My hypothesis is that it’s the specter of seeing old high school acquaintances that affect us rather than actually doing it. That’s to say: I think we’re more concerned by how we’ll feel about ourselves at a reunion than what other people will think about us. The last time we saw most of these people, our lives spread out before us in infinite directions, full of endless possibility. We could be anything, or at least we thought we could be. Twenty-five years later, we are all weighed down by actual reality. I don’t think most people’s actual realities are all that terrible, but I bet they feel that way when you compare them to what they, or others, imagined they would be. You can be the best car salesman, or nurse, or postman, or lawyer, or whatever, but all it takes is one person at a reunion to say, when you tell them what you do, “Oh, I always thought you’d be a [insert something with more imagined glamour than whatever the actual job is]” and you’re off into Existential Crisis Land. Reunions can force us to reckon with what we and others thought we might be, and how it contrasts with how we are.
But they really don’t have to be that. They really can be a lot simpler. The most common thing people who don’t go to their reunions say, at least the less traumatized ones, are that a reunion is “not my scene.” I am not sure I have ever met the sort of person whose reunion is their scene; part of the point of a reunion, in fact, is that you are getting away from your usual scene. (If it were your usual scene, there’d be no need to reunite. You’d already be there.) I think this kneejerk cliche means, essentially, “I don’t want to be the type of person who wants to care about a reunion.” But this gives a reunion too much power. It is simply that: A reunion. A way to see people you haven’t seen in a long time. There is no need to make it more than that.

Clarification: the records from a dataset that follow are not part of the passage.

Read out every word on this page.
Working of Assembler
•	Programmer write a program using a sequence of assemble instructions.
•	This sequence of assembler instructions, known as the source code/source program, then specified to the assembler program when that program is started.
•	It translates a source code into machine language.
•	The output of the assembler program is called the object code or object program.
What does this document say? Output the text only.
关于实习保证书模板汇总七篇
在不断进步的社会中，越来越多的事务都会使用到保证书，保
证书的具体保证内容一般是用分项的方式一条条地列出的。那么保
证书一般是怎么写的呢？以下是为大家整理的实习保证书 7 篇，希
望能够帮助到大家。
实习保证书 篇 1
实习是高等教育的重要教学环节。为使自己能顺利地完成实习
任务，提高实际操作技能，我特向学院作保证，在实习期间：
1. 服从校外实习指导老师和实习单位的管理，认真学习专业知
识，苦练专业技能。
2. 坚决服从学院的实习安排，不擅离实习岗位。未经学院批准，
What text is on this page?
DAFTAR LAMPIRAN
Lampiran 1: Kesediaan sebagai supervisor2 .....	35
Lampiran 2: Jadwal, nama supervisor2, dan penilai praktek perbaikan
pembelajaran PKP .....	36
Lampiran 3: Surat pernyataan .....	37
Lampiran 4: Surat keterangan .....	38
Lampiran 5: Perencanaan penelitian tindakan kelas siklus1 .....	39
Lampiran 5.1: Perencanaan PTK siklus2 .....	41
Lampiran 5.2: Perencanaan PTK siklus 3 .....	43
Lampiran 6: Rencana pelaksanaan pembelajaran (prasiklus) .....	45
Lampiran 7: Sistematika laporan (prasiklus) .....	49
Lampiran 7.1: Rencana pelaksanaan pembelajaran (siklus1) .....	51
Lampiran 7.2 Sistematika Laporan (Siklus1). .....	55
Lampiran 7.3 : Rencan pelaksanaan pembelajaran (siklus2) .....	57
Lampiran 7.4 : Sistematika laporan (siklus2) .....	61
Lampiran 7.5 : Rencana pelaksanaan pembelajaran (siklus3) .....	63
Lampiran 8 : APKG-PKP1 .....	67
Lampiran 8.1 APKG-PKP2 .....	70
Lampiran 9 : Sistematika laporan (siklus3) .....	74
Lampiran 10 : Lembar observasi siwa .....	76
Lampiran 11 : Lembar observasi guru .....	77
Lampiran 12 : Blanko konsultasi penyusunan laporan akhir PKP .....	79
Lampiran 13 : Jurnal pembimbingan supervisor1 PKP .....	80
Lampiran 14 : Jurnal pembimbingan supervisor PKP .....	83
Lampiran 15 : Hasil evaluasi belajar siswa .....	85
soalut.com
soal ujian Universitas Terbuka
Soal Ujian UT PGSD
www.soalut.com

One friend who lives nearby and knew I was back for the reunion texted me last night and asked if I wanted t o meet up this weekend at some point. “I’m not going to the reunion, it’s not my thing, but I’d be happy to see you,” he said. I’d be happy to see him too. It would be happy, lo, to reunite with him. He is curious to see how someone he hasn’t seen in 15 years is doing. But he doesn’t want to go to the reunion. Not his thing. There are many people I am curious to see whom I have not seen in many, many years. Some of them I’ll be happy t o see; some of them surely I won’t. But I am curious. These are people with whom I have a unique shared experience. How did they do when blasted with the real world that was unknowingly awaiting us all? How’d they turn out? Are they OK? Who have I forgotten? What have I forgotten about them? We went through this together, a long time ago. We’re all still here. That seems worthy of revisiting, at least for one night. I’m glad I’m here. It’s not a massive deal. I don’t think it’s a referendum on my life or anybody else’s. It’s just a chance to see some people I don’t get to see anymore. I only wish I could see more of them.